In a typical summer, more than 20 million teens between the ages of 16 and 24 have summer jobs. For many kids, this means they are earning their own income for the first time in their lives.
While they may want to spend their entire paychecks on clothes, music, or video games, it is important to teach kids the basics of budgeting with their summer income. Doing so will not only help them be more responsible with their summer paychecks, but can also teach them the tools to be better with money as young adults.
Setting financial goals
No matter how small their paycheck is, it is never too early to start setting financial goals. Have your child brainstorm what they would like to do with their money: do they want to save for a car? Start a college fund? Help pay for a spring break trip? Establishing financial goals and having a clear picture of what they want can help them be more responsible with their spending.

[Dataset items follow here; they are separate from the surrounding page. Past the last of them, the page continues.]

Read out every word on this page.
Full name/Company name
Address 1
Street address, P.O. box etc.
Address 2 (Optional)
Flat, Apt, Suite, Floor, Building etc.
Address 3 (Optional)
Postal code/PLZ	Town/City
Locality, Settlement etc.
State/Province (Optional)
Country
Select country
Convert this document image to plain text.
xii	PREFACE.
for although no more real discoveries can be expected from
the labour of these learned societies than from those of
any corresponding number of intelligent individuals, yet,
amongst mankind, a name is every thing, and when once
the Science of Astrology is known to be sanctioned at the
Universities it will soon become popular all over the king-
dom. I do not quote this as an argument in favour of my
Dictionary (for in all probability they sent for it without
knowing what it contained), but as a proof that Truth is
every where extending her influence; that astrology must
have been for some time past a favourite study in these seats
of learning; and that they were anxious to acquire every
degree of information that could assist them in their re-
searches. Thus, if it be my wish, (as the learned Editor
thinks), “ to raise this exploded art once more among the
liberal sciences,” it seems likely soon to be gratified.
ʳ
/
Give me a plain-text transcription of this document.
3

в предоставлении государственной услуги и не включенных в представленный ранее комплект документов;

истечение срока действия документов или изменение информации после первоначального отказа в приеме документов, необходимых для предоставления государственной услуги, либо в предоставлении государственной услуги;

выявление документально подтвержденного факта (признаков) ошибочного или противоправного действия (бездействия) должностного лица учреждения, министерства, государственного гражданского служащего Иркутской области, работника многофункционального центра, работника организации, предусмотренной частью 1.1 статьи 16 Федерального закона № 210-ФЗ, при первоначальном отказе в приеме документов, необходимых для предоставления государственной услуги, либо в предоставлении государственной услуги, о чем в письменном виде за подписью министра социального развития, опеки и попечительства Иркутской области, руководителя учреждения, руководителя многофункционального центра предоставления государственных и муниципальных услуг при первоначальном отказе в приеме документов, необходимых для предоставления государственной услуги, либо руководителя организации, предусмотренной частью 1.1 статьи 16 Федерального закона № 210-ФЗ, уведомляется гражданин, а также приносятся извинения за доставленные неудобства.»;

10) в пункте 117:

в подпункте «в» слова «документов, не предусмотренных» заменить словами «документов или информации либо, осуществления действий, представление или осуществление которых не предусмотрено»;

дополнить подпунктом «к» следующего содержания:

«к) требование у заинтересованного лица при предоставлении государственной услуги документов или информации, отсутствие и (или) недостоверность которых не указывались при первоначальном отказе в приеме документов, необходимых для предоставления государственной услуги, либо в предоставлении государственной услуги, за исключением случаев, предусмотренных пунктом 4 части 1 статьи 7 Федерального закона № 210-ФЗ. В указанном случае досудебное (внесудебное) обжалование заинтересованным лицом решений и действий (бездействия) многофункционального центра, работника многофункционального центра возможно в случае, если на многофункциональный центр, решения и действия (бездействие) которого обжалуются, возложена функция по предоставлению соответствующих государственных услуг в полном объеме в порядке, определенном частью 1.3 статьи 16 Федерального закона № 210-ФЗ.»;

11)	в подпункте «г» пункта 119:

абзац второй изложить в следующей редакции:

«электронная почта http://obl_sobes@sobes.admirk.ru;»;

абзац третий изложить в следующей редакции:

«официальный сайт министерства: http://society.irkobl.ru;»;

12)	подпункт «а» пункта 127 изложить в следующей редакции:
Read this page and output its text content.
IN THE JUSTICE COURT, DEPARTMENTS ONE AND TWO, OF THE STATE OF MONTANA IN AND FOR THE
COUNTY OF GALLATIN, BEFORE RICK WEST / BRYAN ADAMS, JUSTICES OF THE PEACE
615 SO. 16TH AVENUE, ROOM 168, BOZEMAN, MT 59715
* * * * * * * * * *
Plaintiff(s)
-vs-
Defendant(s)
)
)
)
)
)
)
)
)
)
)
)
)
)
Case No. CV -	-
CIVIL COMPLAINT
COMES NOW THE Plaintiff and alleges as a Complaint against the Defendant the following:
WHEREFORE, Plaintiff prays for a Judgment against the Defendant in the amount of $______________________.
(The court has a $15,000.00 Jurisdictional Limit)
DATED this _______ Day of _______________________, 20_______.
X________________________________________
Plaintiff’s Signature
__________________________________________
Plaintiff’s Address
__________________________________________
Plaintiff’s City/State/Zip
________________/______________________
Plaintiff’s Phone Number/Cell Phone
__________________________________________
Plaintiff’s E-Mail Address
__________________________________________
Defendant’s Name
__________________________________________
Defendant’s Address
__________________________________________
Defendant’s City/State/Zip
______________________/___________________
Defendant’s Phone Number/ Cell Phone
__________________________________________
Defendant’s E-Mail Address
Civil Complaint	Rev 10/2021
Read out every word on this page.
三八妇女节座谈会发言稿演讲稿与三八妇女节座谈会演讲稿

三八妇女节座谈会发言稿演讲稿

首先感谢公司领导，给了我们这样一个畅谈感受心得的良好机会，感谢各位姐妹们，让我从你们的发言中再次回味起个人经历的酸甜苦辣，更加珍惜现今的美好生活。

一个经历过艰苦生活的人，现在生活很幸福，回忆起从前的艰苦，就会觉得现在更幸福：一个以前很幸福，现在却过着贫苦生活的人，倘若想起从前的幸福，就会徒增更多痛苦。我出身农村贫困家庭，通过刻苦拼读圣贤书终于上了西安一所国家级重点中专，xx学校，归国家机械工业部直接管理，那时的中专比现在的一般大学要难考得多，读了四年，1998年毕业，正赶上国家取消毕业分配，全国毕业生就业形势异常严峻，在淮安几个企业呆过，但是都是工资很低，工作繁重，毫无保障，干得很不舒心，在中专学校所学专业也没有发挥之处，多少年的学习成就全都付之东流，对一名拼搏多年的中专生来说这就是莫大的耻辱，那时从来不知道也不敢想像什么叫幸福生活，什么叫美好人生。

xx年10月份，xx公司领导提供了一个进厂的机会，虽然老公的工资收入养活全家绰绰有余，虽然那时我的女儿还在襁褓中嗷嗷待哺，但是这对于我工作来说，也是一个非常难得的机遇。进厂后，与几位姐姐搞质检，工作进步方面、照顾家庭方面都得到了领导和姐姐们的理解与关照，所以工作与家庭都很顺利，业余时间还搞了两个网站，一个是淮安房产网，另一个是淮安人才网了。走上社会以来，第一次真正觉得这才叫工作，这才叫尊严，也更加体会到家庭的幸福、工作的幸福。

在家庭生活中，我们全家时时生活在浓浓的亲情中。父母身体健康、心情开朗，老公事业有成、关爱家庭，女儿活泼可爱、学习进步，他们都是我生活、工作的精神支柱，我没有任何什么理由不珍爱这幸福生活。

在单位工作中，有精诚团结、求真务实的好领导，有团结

Once you’ve established what your child wants to do with their summer income it is time to create a budget. In its simplest form a budget tracks the income coming in and the expenses going out. Recording their spending for a month can help kids make smarter financial choices; a daily
Starbucks run might seem like a minor expense until you see it can add up to hundreds of dollars each month.
Spend, save, and donate
One of the best ways to create a budget is to divide income into three categories: spend, save, and donate. As a general rule kids should aim to save 50%, spend 40%, and donate 10% of their income. Creating a budget in this way still gives them the freedom to make their own purchasing decisions while saving towards a larger goal and helping others. For older teens and young adults consider adding an investment category; learning about mutual funds and investments might seem intimidating, but it is a good way to teach teens the basics of building wealth.
Don’t forget about taxes
If your teen has a summer job, they will more than likely need to file their own taxes at the end of the year. When working part time during the summer, advise them to file zero exemptions on their W-4 to ensure they aren’t paying out of pocket at tax time. Parents can continue to file taxes with their children as dependents, even if they are working part time as long as the child doesn’t pay for more than half of their living expenses.